Philippe Gonin, Robert Wyatt, Rock Bottom

GoninEn retraçant l’histoire de ce chef-d’œuvre inclassable de la musique dite populaire, Gonin prend soin de ne pas tomber dans le piège qui consisterait à voir dans ce disque une continuité narrative liée à l’accident qui a cloué Wyatt sur une chaise roulante l’année précédant la sortie de l’album. Comme le souligne l’auteur, « rock bottom » évoque autant les fonds rocheux sous-marins qui dominent la plage d’ouverture (« Sea Song ») que l’idée de « toucher le fond ». Et l’auteur de passer en revue les différentes phases de conceptualisation et de réalisation de l’album, sans parti pris biographique, au travers  de lectures rapprochées entrecoupées de passages consacrés à la production du disque au sens large (Gonin récolte au passage de précieux témoignages inédits de Nick Mason, producteur de l’album, et de Fred Frith, intervenant à l’alto sur le morceau « Little Red Robin Hood Hit the Road »).

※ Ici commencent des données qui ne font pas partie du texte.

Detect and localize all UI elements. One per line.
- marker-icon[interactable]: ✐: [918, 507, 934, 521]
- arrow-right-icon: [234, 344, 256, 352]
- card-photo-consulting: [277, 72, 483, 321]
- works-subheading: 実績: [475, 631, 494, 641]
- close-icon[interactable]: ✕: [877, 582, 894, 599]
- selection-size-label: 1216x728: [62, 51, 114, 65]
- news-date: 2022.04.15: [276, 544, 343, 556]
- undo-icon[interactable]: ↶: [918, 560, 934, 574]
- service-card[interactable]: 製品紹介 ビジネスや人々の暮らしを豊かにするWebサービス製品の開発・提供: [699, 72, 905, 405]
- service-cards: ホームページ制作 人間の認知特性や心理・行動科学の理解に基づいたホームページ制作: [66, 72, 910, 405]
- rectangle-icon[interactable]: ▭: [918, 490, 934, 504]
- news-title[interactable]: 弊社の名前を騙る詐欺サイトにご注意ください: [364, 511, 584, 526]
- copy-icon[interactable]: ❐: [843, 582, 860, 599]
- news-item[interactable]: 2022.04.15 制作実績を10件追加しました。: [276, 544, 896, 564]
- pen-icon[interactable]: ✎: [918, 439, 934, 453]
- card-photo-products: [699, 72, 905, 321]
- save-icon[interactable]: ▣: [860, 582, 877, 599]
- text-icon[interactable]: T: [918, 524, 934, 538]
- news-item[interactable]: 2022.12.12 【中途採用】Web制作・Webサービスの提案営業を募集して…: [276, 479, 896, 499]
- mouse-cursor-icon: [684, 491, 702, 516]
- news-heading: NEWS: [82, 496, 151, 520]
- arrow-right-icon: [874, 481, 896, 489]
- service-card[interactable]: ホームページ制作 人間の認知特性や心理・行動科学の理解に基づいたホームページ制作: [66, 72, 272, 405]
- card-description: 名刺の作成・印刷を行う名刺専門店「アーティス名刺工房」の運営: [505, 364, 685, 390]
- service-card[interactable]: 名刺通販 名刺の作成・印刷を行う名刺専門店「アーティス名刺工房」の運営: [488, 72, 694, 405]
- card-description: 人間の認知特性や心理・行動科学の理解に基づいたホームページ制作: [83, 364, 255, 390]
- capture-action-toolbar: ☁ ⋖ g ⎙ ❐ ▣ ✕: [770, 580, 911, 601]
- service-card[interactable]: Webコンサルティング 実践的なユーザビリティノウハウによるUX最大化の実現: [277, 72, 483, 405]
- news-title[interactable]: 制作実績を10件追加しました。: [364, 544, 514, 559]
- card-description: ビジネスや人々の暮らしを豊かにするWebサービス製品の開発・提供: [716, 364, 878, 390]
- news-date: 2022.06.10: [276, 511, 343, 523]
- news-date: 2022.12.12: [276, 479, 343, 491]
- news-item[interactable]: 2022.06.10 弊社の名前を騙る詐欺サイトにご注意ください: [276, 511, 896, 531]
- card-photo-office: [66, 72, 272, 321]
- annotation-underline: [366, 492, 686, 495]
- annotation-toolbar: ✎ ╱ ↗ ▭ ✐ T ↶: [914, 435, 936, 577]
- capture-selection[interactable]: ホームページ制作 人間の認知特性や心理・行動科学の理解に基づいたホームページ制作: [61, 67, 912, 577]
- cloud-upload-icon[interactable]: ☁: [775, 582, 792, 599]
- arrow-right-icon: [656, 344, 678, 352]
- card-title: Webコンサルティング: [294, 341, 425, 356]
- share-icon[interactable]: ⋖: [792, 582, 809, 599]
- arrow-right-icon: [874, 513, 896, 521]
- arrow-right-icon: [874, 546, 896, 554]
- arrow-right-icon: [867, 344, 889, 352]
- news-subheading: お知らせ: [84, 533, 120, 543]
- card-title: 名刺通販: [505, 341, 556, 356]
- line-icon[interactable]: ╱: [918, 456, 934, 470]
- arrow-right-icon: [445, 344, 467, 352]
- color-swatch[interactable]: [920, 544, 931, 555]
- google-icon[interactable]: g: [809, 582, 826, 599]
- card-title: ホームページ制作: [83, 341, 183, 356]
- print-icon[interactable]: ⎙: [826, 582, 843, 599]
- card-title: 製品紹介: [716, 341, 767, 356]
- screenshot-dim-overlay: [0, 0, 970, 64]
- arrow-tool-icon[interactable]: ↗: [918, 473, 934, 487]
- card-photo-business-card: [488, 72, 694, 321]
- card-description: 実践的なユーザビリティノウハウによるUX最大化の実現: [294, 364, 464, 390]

À la sortie de cette analyse brève mais toujours pertinente, on est frappé par la finesse de l’analyse et la justesse du propos : de la lecture du « mirage » de refrain de « Sea Song » à celle de la gamme par tons utilisée sur « A Last Straw » (en lisant ce passage, je me suis demandé si Wyatt, à l’instar de McCoy Tyner, n'avait pas été influencé autant par l’impressionnisme de Debussy que par le free jazz de Coltrane), Gonin évoque le mystère de cette musique inclassable car située hors du temps et hors de toute catégorie ou sous-catégorie du rock progressif, genre auquel Wyatt reste associé en tant qu’ex-membre du Soft Machine. Gonin est également attentif  à l’usage presque généralisé du "double tracking" (ce qui arrive lorsqu’un même instrument jouant la même mélodie est enregistré sur une double piste et entendu simultanément avec un très léger décalage), lequel crée une sorte de sfumato musical si caractéristique du son unique de Rock Bottom.

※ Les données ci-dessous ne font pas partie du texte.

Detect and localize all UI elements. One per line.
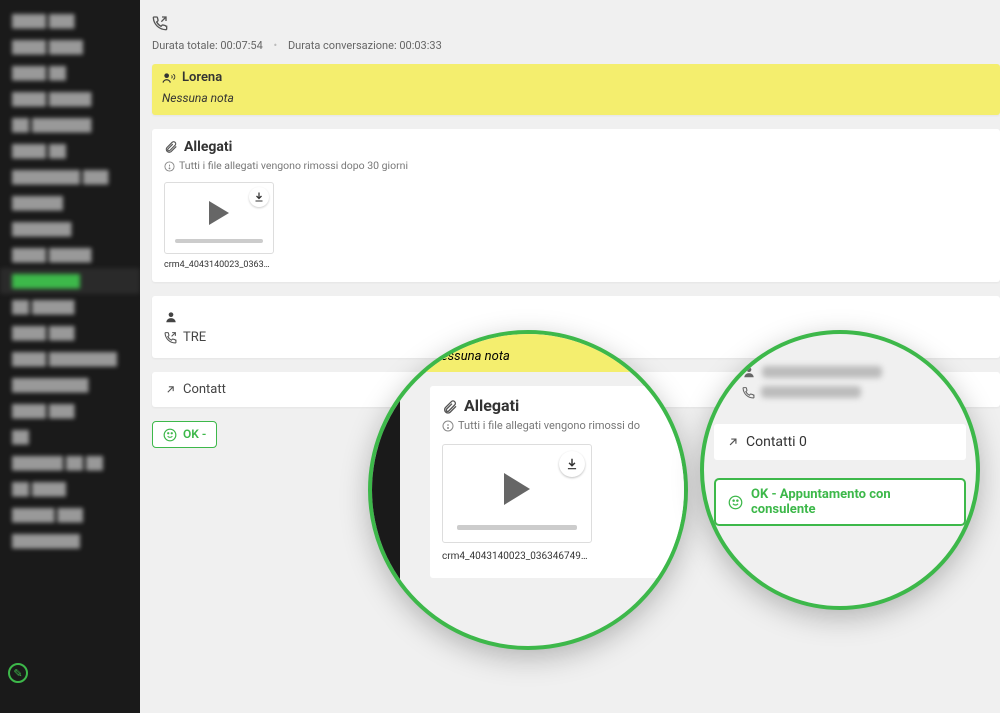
sidebar: ████ ███ ████ ████ ████ ██ ████ █████ ██… [0, 0, 140, 713]
call-type-icon [152, 8, 1000, 35]
contacts-label: Contatt [183, 382, 226, 397]
sidebar-item[interactable]: ████ ████ [0, 34, 140, 60]
main-content: Durata totale: 00:07:54 • Durata convers… [140, 0, 1000, 713]
zoom-attachments-card: Allegati Tutti i file allegati vengono r… [430, 386, 688, 578]
sidebar-item-active[interactable]: ████████ [0, 268, 140, 294]
call-out-icon [164, 330, 177, 345]
total-duration-value: 00:07:54 [220, 39, 262, 52]
conv-duration-label: Durata conversazione: [288, 39, 397, 52]
sidebar-item[interactable]: ████████ ███ [0, 164, 140, 190]
download-button[interactable] [249, 187, 269, 207]
note-body: Nessuna nota [162, 85, 990, 105]
call-meta: Durata totale: 00:07:54 • Durata convers… [152, 35, 1000, 64]
voice-icon [162, 70, 176, 85]
arrow-up-right-icon [726, 434, 740, 450]
sidebar-item[interactable]: ████████ [0, 528, 140, 554]
zoom-note-body: Nessuna nota [432, 349, 688, 364]
person-icon [164, 309, 178, 324]
carrier-value: TRE [183, 330, 206, 345]
status-label: OK - [183, 427, 206, 441]
sidebar-item[interactable]: ██ ████ [0, 476, 140, 502]
sidebar-item[interactable]: ██ ███████ [0, 112, 140, 138]
sidebar-item[interactable]: ████ ██ [0, 138, 140, 164]
download-button[interactable] [559, 451, 585, 477]
conv-duration-value: 00:03:33 [399, 39, 441, 52]
note-card: Lorena Nessuna nota [152, 64, 1000, 115]
sidebar-item[interactable]: ██████ [0, 190, 140, 216]
sidebar-item[interactable]: ██ █████ [0, 294, 140, 320]
lens-sidebar-strip [368, 330, 400, 650]
arrow-up-right-icon [164, 382, 177, 397]
progress-bar[interactable] [457, 525, 577, 530]
sidebar-item[interactable]: ██████ ██ ██ [0, 450, 140, 476]
smile-icon [728, 494, 743, 509]
smile-icon [163, 427, 177, 442]
zoom-contacts-label: Contatti 0 [746, 434, 807, 450]
zoom-status-label: OK - Appuntamento con consulente [751, 487, 952, 517]
total-duration-label: Durata totale: [152, 39, 218, 52]
attachments-note: Tutti i file allegati vengono rimossi do… [179, 159, 408, 172]
sidebar-item[interactable]: ████ ███ [0, 8, 140, 34]
status-pill[interactable]: OK - [152, 421, 217, 448]
sidebar-item[interactable]: █████████ [0, 372, 140, 398]
zoom-status-pill[interactable]: OK - Appuntamento con consulente [714, 478, 966, 526]
attachment-icon [164, 139, 178, 155]
note-name: Lorena [182, 70, 222, 85]
zoom-lens-right: Contatti 0 OK - Appuntamento con consule… [700, 330, 980, 610]
zoom-attachments-note: Tutti i file allegati vengono rimossi do [458, 419, 640, 432]
play-icon[interactable] [209, 201, 229, 225]
attachment-filename: crm4_4043140023_036346749… [164, 260, 274, 270]
sidebar-item[interactable]: ████ █████ [0, 86, 140, 112]
play-icon[interactable] [504, 473, 530, 505]
zoom-lens-left: . . Fabbri Nessuna nota Allegati [368, 330, 688, 650]
sidebar-item[interactable]: ████ ███ [0, 398, 140, 424]
zoom-attachment-filename: crm4_4043140023_036346749… [442, 551, 592, 562]
attachments-card: Allegati Tutti i file allegati vengono r… [152, 129, 1000, 282]
sidebar-item[interactable]: ████ ███ [0, 320, 140, 346]
progress-bar[interactable] [175, 239, 263, 243]
zoom-blurred-info [742, 362, 882, 402]
sidebar-item[interactable]: ████ █████ [0, 242, 140, 268]
info-icon [442, 419, 454, 432]
sidebar-item[interactable]: ████ ████████ [0, 346, 140, 372]
sidebar-item[interactable]: ███████ [0, 216, 140, 242]
info-icon [164, 159, 175, 172]
attachment-item[interactable] [164, 182, 274, 254]
sidebar-item[interactable]: ██ [0, 424, 140, 450]
attachments-title: Allegati [184, 139, 232, 155]
sidebar-item[interactable]: ████ ██ [0, 60, 140, 86]
zoom-note-card: . . Fabbri Nessuna nota [420, 330, 688, 372]
status-indicator-icon[interactable]: ✎ [8, 663, 28, 683]
zoom-attachment-item[interactable] [442, 444, 592, 543]
zoom-note-name: . . Fabbri [432, 332, 688, 347]
attachment-icon [442, 396, 458, 415]
zoom-attachments-title: Allegati [464, 396, 519, 415]
zoom-contacts-card[interactable]: Contatti 0 [714, 424, 966, 460]
sidebar-item[interactable]: █████ ███ [0, 502, 140, 528]
separator: • [274, 39, 278, 52]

Sans oublier les références littéraires : Gonin évoque le Bartelby de Melville, la poésie surréaliste, et  les nursery rhymes (comptines), soulignant fort justement « à quel degré la pop anglaise a été imprégnée par ces petites chansons de nurse à la fin des années 1960 en particulier (au point de devenir une référence explicite chez Genesis avec Nursery Cryme) ». 

Bref, des « détails » que seul un musicologue-musicien familier des techniques d’enregistrement en studio est susceptible de détecter (Philippe Gonin est actif au sein de différents groupes rock et a récemment signé un hommage aussi réussi qu’inattendu au Pink Floyd, A Floyd Chamber Concerto).

À lire (et à réécouter) d’urgence !

Michel Delville

Philippe Gonin, Robert Wyatt, Rock Bottom, Édition Densité, 2017, 72 p.